Schibsted, Bonnier executives share sustainability strategies amidst digital transformation

By Rashi Mishra

City, University of London

London, United Kingdom


During INMA’s 2024 World Congress of News Media in London last week, industry leaders addressed the digitisation of the media industry in Scandinavian countries and the issues that could arise from the end of such digital transformation. 

Siv Juvik Tveitnes, chief executive officer at Norway’s Schibsted News, told conference attendees the Scandinavian media industry is digital-focused and explained how far it has come in terms of digitising business models: “Maybe Scandinavia will be the first [group of] countries that actually become pure digital media companies. Our printed paper will go away first. What will happen then, we don’t know.” 

Tveitnes raised concerns about how the countries should position themselves, continue building audiences in a purely digital environment, and work with their brands’ marketing. “So, how will the end of our digital transformation be? That is a challenge that we really need to understand,” she noted. 

She added that moving forward, it is also important to finance journalism, consider the effect of Artificial Intelligence, recruit younger generations, and stay relevant for future generations. 

Siv Juvik Tveitnes of Schibsted and Anders Eriksson of Bonnier shared how news media companies can thrive in the new digital environment.
Siv Juvik Tveitnes of Schibsted and Anders Eriksson of Bonnier shared how news media companies can thrive in the new digital environment.

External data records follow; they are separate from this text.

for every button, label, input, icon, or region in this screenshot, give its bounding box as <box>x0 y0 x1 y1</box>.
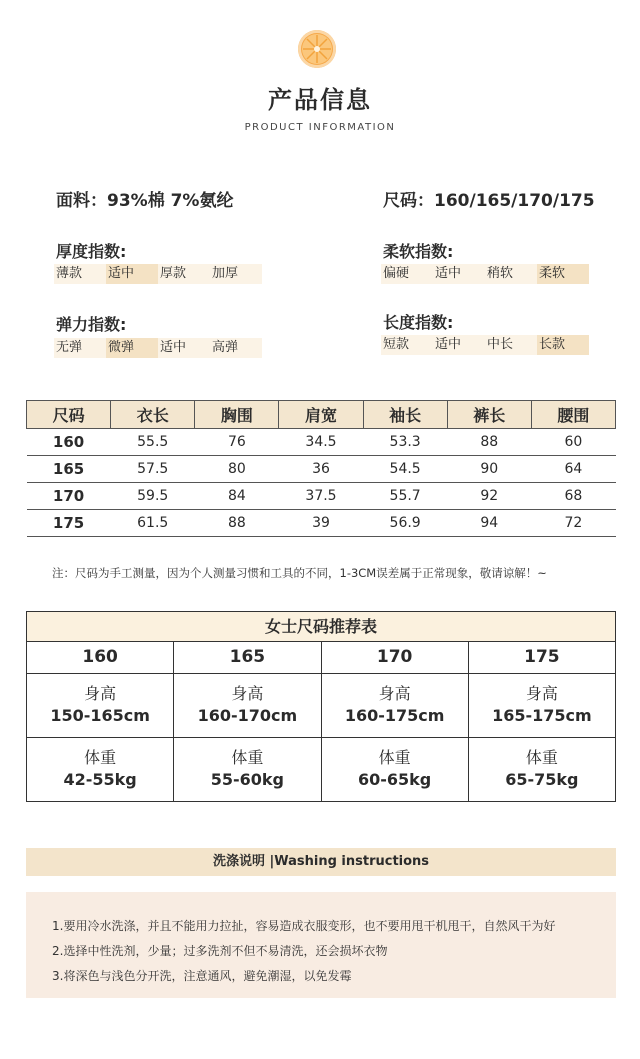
height-cell <box>174 674 321 737</box>
table-cell: 76 <box>195 429 279 456</box>
table-cell: 165 <box>27 456 111 483</box>
scale-option: 高弹 <box>212 340 239 355</box>
table-cell: 175 <box>27 510 111 537</box>
scale-option: 适中 <box>160 340 187 355</box>
size-recommend-table <box>26 611 616 802</box>
weight-label: 体重 <box>378 748 411 767</box>
thickness-index-title: 厚度指数: <box>56 242 127 261</box>
weight-cell <box>27 738 174 801</box>
table-cell: 92 <box>447 483 531 510</box>
height-value: 150-165cm <box>50 706 150 725</box>
header-cell: 胸围 <box>195 401 279 429</box>
header-cell: 袖长 <box>363 401 447 429</box>
table-cell: 34.5 <box>279 429 363 456</box>
table-cell: 53.3 <box>363 429 447 456</box>
table-cell: 57.5 <box>111 456 195 483</box>
header-cell: 裤长 <box>447 401 531 429</box>
length-index-title: 长度指数: <box>383 313 454 332</box>
height-label: 身高 <box>84 684 117 703</box>
height-cell <box>322 674 469 737</box>
table-cell: 36 <box>279 456 363 483</box>
scale-option-selected: 微弹 <box>106 338 158 358</box>
table-cell: 88 <box>195 510 279 537</box>
thickness-scale <box>54 264 262 284</box>
weight-cell <box>174 738 321 801</box>
scale-option: 短款 <box>383 337 410 352</box>
table-cell: 80 <box>195 456 279 483</box>
header-cell: 肩宽 <box>279 401 363 429</box>
table-cell: 59.5 <box>111 483 195 510</box>
weight-value: 42-55kg <box>63 770 137 789</box>
table-cell: 68 <box>531 483 615 510</box>
header-cell: 腰围 <box>531 401 615 429</box>
page-title: 产品信息 <box>268 86 372 114</box>
weight-value: 55-60kg <box>210 770 284 789</box>
elasticity-scale <box>54 338 262 358</box>
height-value: 165-175cm <box>492 706 592 725</box>
recommend-weight-row <box>27 738 615 801</box>
table-cell: 84 <box>195 483 279 510</box>
scale-option: 薄款 <box>56 266 83 281</box>
recommend-height-row <box>27 674 615 738</box>
scale-option: 适中 <box>435 266 462 281</box>
height-label: 身高 <box>378 684 411 703</box>
scale-option: 偏硬 <box>383 266 410 281</box>
table-cell: 55.7 <box>363 483 447 510</box>
table-row <box>27 429 616 456</box>
table-row <box>27 483 616 510</box>
recommend-title: 女士尺码推荐表 <box>27 612 615 642</box>
scale-option: 无弹 <box>56 340 83 355</box>
height-cell <box>469 674 615 737</box>
softness-index-title: 柔软指数: <box>383 242 454 261</box>
scale-option-selected: 柔软 <box>537 264 589 284</box>
height-value: 160-170cm <box>197 706 298 725</box>
size-table <box>26 400 616 537</box>
recommend-size: 160 <box>27 642 174 673</box>
recommend-size-row <box>27 642 615 674</box>
fabric-spec: 面料：93%棉 7%氨纶 <box>56 191 234 211</box>
table-cell: 64 <box>531 456 615 483</box>
table-row <box>27 510 616 537</box>
table-cell: 88 <box>447 429 531 456</box>
weight-cell <box>322 738 469 801</box>
washing-item: 2.选择中性洗剂，少量；过多洗剂不但不易清洗，还会损坏衣物 <box>52 944 388 958</box>
table-row <box>27 456 616 483</box>
weight-cell <box>469 738 615 801</box>
table-cell: 72 <box>531 510 615 537</box>
table-cell: 170 <box>27 483 111 510</box>
height-label: 身高 <box>231 684 264 703</box>
scale-option: 适中 <box>435 337 462 352</box>
orange-slice-icon <box>298 30 336 68</box>
table-cell: 56.9 <box>363 510 447 537</box>
weight-value: 65-75kg <box>505 770 579 789</box>
elasticity-index-title: 弹力指数: <box>56 315 127 334</box>
height-label: 身高 <box>525 684 558 703</box>
measurement-note: 注：尺码为手工测量，因为个人测量习惯和工具的不同，1-3CM误差属于正常现象，敬请谅解！~ <box>52 566 547 580</box>
length-scale <box>381 335 589 355</box>
page-subtitle: PRODUCT INFORMATION <box>244 122 396 133</box>
table-cell: 39 <box>279 510 363 537</box>
softness-scale <box>381 264 589 284</box>
washing-item: 3.将深色与浅色分开洗，注意通风，避免潮湿，以免发霉 <box>52 969 352 983</box>
table-cell: 37.5 <box>279 483 363 510</box>
scale-option: 稍软 <box>487 266 514 281</box>
table-cell: 55.5 <box>111 429 195 456</box>
table-cell: 94 <box>447 510 531 537</box>
scale-option-selected: 长款 <box>537 335 589 355</box>
size-spec: 尺码：160/165/170/175 <box>383 191 595 211</box>
scale-option: 厚款 <box>160 266 187 281</box>
washing-instructions <box>26 892 616 998</box>
header-cell: 尺码 <box>27 401 111 429</box>
table-cell: 54.5 <box>363 456 447 483</box>
weight-label: 体重 <box>525 748 558 767</box>
table-cell: 160 <box>27 429 111 456</box>
scale-option-selected: 适中 <box>106 264 158 284</box>
size-table-header <box>27 401 616 429</box>
recommend-size: 175 <box>524 647 560 667</box>
table-cell: 90 <box>447 456 531 483</box>
table-cell: 60 <box>531 429 615 456</box>
washing-item: 1.要用冷水洗涤，并且不能用力拉扯，容易造成衣服变形，也不要用甩干机甩干，自然风干为好 <box>52 919 556 933</box>
scale-option: 加厚 <box>212 266 239 281</box>
weight-label: 体重 <box>231 748 264 767</box>
weight-value: 60-65kg <box>357 770 432 789</box>
recommend-size: 170 <box>322 642 469 673</box>
table-cell: 61.5 <box>111 510 195 537</box>
scale-option: 中长 <box>487 337 514 352</box>
washing-title: 洗涤说明 |Washing instructions <box>26 848 616 876</box>
weight-label: 体重 <box>84 748 117 767</box>
header-cell: 衣长 <box>111 401 195 429</box>
recommend-size: 165 <box>174 642 321 673</box>
height-value: 160-175cm <box>344 706 445 725</box>
height-cell <box>27 674 174 737</box>
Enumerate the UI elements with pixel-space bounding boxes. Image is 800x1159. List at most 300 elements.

Staying relevant with changing formats

Anders Eriksson, chief executive officer at Sweden’s Bonnier News, emphasised the need to stay relevant: “That is the key challenge. To keep a direct relationship with the audience, especially the younger audience, we have to keep the formats that are attractive and engaging.” 

He added that audio is the key format for engaging younger audiences and is also suitable for Bonnier’s content and brand. 

Emphasising how the format is an important factor in attracting younger audiences to their news readership, Tveitnes said: “We come from newspaper legacy; we are best in the world to write long texts, take still photos. When we see the younger generation, they want more audio and video, so we really need to invest in these formats.”

Shaping the future of news coverage

Unlike any other region in the world, the Scandinavian news media has not only reshaped but continues to influence the news media of the future. It is at the forefront of digital transformation, globalisation, and innovation for its digital brands.

Scandinavian brands were pioneers in introducing subscription models and diversifying revenue streams, and now they are successfully experimenting with generative AI — while maintaining their commitment to journalistic integrity and quality. 

According to a recent Reuters news report, Norway and Sweden are the top two countries with the highest populations that pay for online news, at 39% and 33%, respectively. 

Tveitnes credited those numbers to several factors:

  • A high trust their societies have both in the country and in the news.
  • Equality among its residents.
  • A well-developed welfare system that also leads to trust in the news.
  • Being wealthy countries where most people can afford to pay for the news.

In the 1990s, the government invested in Internet infrastructure, driving digital development in Sweden and Norway, Eriksson said. According to Tveitnes, the early adoption of smartphones also brought digital maturity to the region. 

“We also have a subscription tradition when it comes to news, which is different to some other countries,” Eriksson said. “Though behind Finland and Denmark in terms of trust, approaching younger readers, trust is not an issue, it's more about the format and distribution, users experience and the product.” 

Tveitnes said the biggest challenge in the industry and in Scandinavian countries in general is how to reach out to younger generations. However, clear strategies, using platforms that attract younger people, and building on different platforms can get them to brands’ news sites, she said:

“The news media in these countries have a very high position and reach. Most people go to our news sites directly and not through social media; in a global comparison, that is very unique to the Scandinavian countries.” 

The value of collaboration 

Swedish management culture “is consensus-oriented, non-hierarchical, approached management,” Eriksson said. He said a cross-functional approach empowers people, which in turn supports innovation: “We live quite integrated through collaboration.” 

In fact, an integrated strategy and cross-functional approach are the only ways to get things done; while organisations used to be more silo-oriented, the use of metrics shows the value of such an approach.

Bundling also plays a role in successfully reaching audiences, and Bonnier’s bundling includes national news, local newspapers, magazines and feature content drawn from several hundred titles, as well as a digital bundle option. Launched more than a year ago, the bundle has 75,000 subscriptions, with one-third signed up for the digital bundle.

“The idea is to bring more value [by] trying to reach households which will become active users of our content and journalism, then optimise that and deliver more value, more journalism, more content to our users. The target is more on households than individuals, to bring more value,” Eriksson said. 

Tveitnes agreed with that approach, adding, “Bundling is really about the user’s needs, [and is] a good way to create more engagement and increase loyalty.”